Im Rahmen von Arten- und Biotopschutz-Projekten wie „Egertal“ konnten mit Hilfe des Bayerischen Naturschutzfonds viele Kristallisationspunkte des Natur- und Artenschutzes im Fichtelgebirge entwickelt werden. Die Kreisgruppe Wunsiedel konnte damit z. B. ökologisch wertvolle Teichflächen und Feuchtgebiete im Egertal bei Marktleuthen und Fischern sichern. Das Projekt steht beispielhaft für hunderte ähnliche Projekte der letzten Jahrzehnte in Oberfranken. Über 210 Hektar Grundstücke konnte der BN in den letzten Jahrzehnten in Oberfranken erwerben, weitere 110 Hektar sind für den Naturschutz gepachtet. Alle oberfränkischen Kreisgruppen betreuen mit ihren Aktiven ehrenamtlich ein riesiges ökologisches Netzwerk schutzwürdiger Lebensräume mit vom Aussterben bedrohten Pflanzen- und Tierarten wie Braunkehlchen, Fischotter oder Grüner Keiljungfer. Sie schaffen die Bedingungen für die Wiederkehr und Ausbreitung von Biber, Wildkatze oder Luchs. In Oberfranken werden dafür jährlich über 100.000 Stunden ehrenamtliche Arbeit geleistet.

Der BN hat es geschafft, von den kleinen Anfängen mit geführten Wanderungen für naturbegeisterte Fachleute – damals meist mit Wanderstock und Botanisiertrommel – bis heute in ganz Oberfranken ein Netz von Umweltstationen und Schulangeboten zu schaffen. Es reicht von der Ökologischen Bildungsstätte Oberfranken in Mitwitz über EMIL, das langjährige Bildungsprojekt in Hof, die Stadtoase in Kronach, „Erlebnis Wildnis“ in Bamberg, Exkursionsangebote für Schulen in allen anderen Kreisgruppen, bis zum aktuellen Aufbau der Umweltschule SchlöNZ in Schlömen. Jährlich werden mehrere tausend Schülerinnen und Schüler in die Geheimnisse der Natur eingeführt – und die Wanderungen und Exkursionen für Erwachsene gibt es auch noch.

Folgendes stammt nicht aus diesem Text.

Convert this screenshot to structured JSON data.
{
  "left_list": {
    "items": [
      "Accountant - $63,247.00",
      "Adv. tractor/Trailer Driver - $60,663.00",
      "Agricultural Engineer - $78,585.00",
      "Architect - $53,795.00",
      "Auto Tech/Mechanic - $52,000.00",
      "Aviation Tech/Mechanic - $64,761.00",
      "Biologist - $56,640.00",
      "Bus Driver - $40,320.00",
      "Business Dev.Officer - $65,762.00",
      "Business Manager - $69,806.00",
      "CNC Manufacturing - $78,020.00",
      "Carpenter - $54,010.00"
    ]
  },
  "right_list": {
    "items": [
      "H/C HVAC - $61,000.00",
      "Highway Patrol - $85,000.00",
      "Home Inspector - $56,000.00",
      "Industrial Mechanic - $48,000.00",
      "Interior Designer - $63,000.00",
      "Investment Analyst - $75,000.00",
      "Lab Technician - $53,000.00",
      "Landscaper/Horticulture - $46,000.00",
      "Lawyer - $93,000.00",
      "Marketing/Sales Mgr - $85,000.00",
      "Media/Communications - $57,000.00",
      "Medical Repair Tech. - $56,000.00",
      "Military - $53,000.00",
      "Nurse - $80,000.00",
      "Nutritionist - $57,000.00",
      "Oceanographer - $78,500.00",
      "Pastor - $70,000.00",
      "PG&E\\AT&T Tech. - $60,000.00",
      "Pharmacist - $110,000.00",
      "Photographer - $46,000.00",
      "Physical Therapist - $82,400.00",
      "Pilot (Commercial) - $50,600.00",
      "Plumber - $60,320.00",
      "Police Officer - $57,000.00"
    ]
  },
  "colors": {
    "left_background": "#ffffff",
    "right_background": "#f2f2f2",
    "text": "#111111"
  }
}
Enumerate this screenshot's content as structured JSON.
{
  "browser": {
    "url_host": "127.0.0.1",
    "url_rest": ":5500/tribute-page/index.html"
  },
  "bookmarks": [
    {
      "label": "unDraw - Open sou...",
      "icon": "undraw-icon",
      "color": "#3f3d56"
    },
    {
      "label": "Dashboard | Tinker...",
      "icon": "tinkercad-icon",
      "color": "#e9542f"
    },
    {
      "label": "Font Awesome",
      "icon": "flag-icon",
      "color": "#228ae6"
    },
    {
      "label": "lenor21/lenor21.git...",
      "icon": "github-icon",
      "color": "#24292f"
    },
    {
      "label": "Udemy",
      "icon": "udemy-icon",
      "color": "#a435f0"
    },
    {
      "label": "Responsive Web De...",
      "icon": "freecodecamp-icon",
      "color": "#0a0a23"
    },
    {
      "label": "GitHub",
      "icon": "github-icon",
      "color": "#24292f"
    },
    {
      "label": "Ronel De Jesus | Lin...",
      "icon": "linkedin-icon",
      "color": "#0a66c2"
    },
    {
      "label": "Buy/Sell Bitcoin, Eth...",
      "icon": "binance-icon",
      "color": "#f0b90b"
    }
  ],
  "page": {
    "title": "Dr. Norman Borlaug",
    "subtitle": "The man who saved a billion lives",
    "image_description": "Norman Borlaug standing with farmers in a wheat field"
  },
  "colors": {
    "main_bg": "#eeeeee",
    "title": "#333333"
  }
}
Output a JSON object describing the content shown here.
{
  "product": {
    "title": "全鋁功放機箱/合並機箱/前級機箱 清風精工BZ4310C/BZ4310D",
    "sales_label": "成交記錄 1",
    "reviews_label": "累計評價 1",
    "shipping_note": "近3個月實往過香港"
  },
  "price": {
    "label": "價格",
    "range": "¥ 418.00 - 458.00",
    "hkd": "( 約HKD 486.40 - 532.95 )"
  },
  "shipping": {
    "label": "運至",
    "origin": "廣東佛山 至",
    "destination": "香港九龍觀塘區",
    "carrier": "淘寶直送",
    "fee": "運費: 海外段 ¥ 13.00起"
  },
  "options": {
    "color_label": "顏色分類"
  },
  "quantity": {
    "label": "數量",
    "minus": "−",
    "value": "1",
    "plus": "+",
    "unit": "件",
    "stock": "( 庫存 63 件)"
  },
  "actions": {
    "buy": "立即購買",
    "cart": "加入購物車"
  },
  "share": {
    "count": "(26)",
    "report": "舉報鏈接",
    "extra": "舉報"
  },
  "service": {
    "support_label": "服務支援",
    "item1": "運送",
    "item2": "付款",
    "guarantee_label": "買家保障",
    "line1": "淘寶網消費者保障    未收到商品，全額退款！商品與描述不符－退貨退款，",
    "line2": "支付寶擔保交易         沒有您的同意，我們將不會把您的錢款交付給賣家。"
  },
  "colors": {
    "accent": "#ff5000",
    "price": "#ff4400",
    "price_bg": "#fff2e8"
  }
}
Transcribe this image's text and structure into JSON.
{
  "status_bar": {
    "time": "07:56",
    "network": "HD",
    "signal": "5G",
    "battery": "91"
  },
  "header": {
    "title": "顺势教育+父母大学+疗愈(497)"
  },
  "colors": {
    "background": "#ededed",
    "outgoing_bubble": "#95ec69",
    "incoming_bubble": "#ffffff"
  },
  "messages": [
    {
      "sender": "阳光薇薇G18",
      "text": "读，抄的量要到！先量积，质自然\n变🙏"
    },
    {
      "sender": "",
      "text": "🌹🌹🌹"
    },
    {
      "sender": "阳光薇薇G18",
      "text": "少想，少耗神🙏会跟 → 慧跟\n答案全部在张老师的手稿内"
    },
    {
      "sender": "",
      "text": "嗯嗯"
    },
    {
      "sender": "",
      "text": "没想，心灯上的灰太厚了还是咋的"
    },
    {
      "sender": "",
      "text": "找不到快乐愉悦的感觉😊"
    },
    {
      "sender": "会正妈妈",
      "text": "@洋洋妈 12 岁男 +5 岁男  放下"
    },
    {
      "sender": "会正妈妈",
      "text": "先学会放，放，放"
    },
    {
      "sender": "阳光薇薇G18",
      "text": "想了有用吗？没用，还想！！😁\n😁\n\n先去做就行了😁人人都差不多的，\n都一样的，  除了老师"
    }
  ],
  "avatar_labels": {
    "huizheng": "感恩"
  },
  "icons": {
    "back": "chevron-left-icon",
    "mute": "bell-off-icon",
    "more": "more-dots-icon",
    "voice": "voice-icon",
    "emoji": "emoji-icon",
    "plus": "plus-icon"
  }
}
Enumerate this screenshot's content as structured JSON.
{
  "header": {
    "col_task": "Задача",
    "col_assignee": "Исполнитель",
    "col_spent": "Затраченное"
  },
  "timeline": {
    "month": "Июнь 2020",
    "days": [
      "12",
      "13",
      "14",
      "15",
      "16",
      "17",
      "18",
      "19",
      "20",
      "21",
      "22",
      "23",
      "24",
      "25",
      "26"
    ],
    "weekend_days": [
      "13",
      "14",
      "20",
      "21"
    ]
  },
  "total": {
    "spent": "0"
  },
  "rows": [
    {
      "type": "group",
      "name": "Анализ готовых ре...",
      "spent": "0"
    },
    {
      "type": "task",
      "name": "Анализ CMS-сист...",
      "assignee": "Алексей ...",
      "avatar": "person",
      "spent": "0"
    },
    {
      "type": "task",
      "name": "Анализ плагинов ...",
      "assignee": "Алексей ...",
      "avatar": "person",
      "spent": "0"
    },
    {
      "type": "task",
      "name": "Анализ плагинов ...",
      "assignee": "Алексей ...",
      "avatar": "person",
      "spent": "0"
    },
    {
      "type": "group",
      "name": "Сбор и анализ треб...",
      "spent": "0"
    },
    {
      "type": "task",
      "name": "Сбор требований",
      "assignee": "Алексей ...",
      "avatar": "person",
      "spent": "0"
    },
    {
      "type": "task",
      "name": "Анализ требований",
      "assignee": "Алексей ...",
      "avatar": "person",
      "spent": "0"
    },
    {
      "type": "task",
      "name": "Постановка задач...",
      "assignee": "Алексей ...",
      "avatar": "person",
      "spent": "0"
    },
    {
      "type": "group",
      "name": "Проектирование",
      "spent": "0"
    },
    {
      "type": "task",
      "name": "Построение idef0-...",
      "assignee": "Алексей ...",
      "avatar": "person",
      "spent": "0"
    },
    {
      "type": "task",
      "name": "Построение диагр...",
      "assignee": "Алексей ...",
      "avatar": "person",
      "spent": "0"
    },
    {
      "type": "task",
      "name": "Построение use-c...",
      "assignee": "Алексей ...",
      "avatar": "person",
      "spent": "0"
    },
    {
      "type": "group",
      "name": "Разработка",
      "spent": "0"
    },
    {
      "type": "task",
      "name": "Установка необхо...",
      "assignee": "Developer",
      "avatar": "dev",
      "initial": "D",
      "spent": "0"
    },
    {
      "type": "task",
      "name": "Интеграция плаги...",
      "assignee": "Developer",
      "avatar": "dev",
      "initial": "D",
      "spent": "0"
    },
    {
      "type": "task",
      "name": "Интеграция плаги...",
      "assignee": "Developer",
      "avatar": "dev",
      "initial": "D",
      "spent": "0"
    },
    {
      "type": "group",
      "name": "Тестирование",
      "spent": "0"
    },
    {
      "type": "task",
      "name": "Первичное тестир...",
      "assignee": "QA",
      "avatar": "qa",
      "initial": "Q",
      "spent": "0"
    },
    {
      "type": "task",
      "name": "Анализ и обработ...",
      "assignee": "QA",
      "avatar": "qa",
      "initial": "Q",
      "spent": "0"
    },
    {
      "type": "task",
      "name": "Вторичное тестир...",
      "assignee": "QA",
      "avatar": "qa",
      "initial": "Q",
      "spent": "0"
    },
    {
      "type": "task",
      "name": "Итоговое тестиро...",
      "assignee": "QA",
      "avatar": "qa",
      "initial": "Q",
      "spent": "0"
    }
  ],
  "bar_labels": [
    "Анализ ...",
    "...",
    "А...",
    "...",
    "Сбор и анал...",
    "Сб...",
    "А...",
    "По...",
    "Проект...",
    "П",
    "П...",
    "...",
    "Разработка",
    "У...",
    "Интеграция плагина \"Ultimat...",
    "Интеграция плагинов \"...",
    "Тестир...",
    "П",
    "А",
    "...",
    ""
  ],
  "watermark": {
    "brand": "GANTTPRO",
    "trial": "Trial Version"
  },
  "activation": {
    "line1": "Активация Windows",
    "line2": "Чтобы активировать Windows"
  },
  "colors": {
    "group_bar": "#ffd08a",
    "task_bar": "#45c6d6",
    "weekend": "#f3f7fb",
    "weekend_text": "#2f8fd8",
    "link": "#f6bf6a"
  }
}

„Damit wir weiterhin unabhängig und offen unsere fachlichen Positionen durchsetzen können, brauchen wir auch künftig viele Mitglieder. Wir finanzieren uns allein aus Mitgliedsbeiträgen und Spenden. Dies ist unsere Stärke und die Basis unserer Glaubwürdigkeit“, so BN-Landesbeauftragter Richard Mergner.  „Als Anwalt der Natur sind wir eine fachliche und überparteiliche Organisation. Unsere Vorgaben liefern die Naturgesetze und unsere Grundeinstellungen zu Demokratie, Gerechtigkeit und Nachhaltigkeit.“

„Leider sind wir noch lange nicht in einer nachhaltig umweltgerechten Gesellschaft angekommen. Noch immer treiben wir unglaublichen Raubbau an Natur und Landschaft, versiegeln Böden als hätten wir noch eine zweite Welt irgendwo, belasten fruchtbaren Boden und Grundwasser mit Agrochemikalien und sorgen für ein Artensterben in ungeheurer Geschwindigkeit. ‚Gut leben statt viel haben’ ist unser Gegenmodell, für das wir auch künftig kämpfen werden“, so Weiger.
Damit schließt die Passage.